Risk Management is an evolving business practise and is now reaching a level of maturity where ERM (Enterprise Risk Management) is becoming more defined.
CorProfit brings thought leadership and field-experience where your corporate Risk Framework document is established to have a range of Risk Management Programs integrated according to the processes and methodologies each employs. This is taken a step further to integrate under one software platform, KnowRisk®.
Incident Management is a major part of ERM; if you take is as sitting “shoulder to shoulder” with Risk Management, lessons learnt from evaluating incidents become the test bed for risks in the risk management system and the means to improve controls that might have broken down.
An incident by definition is a risk that has occurred, thus setting the residual likelihood at 100%. In many cases your company has obligations to register incidents that occur in relation to injuries, environmental spills, or a breach of privacy during work related activities.
Naturally you distinguish between an incident under OHS or SHE from Corporate Breaches under Financial Services, health, Aged Care, Disability Services and so on.
CorProfit has expertise across several business disciplines in relation to managing incidents and setting them under the appropriate categories.

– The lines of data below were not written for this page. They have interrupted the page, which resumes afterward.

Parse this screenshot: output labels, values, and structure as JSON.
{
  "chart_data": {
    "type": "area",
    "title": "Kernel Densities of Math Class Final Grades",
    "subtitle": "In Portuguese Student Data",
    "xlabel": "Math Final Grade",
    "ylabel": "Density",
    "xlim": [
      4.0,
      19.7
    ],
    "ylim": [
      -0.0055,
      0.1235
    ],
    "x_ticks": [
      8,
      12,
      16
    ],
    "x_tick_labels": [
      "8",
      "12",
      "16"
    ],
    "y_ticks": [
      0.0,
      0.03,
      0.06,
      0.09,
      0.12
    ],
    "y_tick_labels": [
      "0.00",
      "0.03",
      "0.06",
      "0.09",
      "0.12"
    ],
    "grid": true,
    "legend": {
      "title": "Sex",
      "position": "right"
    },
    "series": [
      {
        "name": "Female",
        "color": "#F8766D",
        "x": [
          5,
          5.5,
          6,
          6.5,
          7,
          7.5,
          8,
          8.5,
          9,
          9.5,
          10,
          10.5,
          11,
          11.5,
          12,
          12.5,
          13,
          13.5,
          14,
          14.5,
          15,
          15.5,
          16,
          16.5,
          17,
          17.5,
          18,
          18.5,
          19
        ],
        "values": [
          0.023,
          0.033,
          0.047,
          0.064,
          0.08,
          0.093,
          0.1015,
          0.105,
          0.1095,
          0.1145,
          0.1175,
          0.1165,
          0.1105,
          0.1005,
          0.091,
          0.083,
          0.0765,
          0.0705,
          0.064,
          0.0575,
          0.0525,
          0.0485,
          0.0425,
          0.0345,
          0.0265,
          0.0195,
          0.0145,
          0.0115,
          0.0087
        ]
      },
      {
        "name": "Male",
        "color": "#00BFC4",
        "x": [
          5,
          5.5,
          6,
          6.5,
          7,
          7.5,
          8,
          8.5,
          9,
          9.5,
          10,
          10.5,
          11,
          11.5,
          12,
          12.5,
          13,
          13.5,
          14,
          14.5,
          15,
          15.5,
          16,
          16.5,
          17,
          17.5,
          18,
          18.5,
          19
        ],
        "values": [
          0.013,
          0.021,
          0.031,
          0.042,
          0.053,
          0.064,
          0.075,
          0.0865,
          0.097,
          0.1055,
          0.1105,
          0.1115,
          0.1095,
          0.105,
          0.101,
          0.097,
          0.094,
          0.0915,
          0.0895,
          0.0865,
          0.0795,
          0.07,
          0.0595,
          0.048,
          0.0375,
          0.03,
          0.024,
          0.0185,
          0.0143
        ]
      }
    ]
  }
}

There is nothing new about the need to register incidents and to work through the ramifications that may need to be addressed.

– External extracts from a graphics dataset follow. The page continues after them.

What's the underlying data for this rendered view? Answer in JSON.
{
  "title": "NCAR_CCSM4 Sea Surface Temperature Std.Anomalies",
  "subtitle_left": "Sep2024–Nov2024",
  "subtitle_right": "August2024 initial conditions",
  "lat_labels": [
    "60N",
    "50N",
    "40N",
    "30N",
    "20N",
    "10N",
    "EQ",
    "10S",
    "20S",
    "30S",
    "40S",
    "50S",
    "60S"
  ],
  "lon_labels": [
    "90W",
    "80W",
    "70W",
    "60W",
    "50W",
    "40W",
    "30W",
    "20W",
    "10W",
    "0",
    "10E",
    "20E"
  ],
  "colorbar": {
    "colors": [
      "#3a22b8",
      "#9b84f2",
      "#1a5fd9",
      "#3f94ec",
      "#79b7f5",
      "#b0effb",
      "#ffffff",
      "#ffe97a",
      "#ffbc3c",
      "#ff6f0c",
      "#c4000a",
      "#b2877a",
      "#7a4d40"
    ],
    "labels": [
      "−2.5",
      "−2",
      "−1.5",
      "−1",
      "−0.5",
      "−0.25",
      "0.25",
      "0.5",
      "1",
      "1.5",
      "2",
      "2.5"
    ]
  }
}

Where CorProfit sets itself apart is how to learn lessons from incidents beyond just those that are mandated to be reported so as to provide useful feedback to the risk management side to reduce similar incidents from reoccurring in the future; even to having no incidents in the first place that result in serious consequences.
The CorProfit Incident Management Module is an ideal starting point for you to compare your current approach and determine enhancements to what you do. Our Incident Management process includes:
The incident is registered (what occurred)
The incident is categorised using pre-defined categories / sub-categories
The impacts of the incident are documented (i.e. the affects)
Date / time if known is entered (when)
The location details are entered (where)
Details of persons affected are also entered (who)
Some background / cause is investigated (how it happened)
How the situation could have been dealt with (could it have been dealt with in a better way, even avoided in the first place?).
CorProfit makes clear the relationship between a risk and incident as mentioned above, which this diagram depicts.
When an incident occurs, it is dealt with using a corrective control(s) which in some cases may be in a crisis mode, then after the situation has been stabilised investigating the causality as well as finding out the actual losses.
The cause of that incident may lead to a Root Cause being discovered. This can be correlated with the Profile Risk Cause or Knowledge Base Risk Cause fields used under the Risk Management Process.
The Incident has a correlation with the Risk Description in the risk management process.
The actual Impacts of an Incident can be measured and correlated with the planned / forecasted Consequences object in the risk management process. The actual impact cost allows comparison with the Inherent Cost or Residual Cost, having regards to whether the existing Controls failed in part or whole.
You would know the actual Controls that were necessary to use at the time of the Incident, i.e. the ability to compare the actual corrective controls against the planned corrective controls. Further the incident may bring out why a Preventive Control that was expected to work, broke down.
CorProfit also provides you a Maturity Model which brings in the actual Cost of Controls for minimising the impact of the Incident. This in turn may give a valuable feedback loop into the Risk Management System, assisting to set in place more reliable objective costs rather than relying merely on subjective words.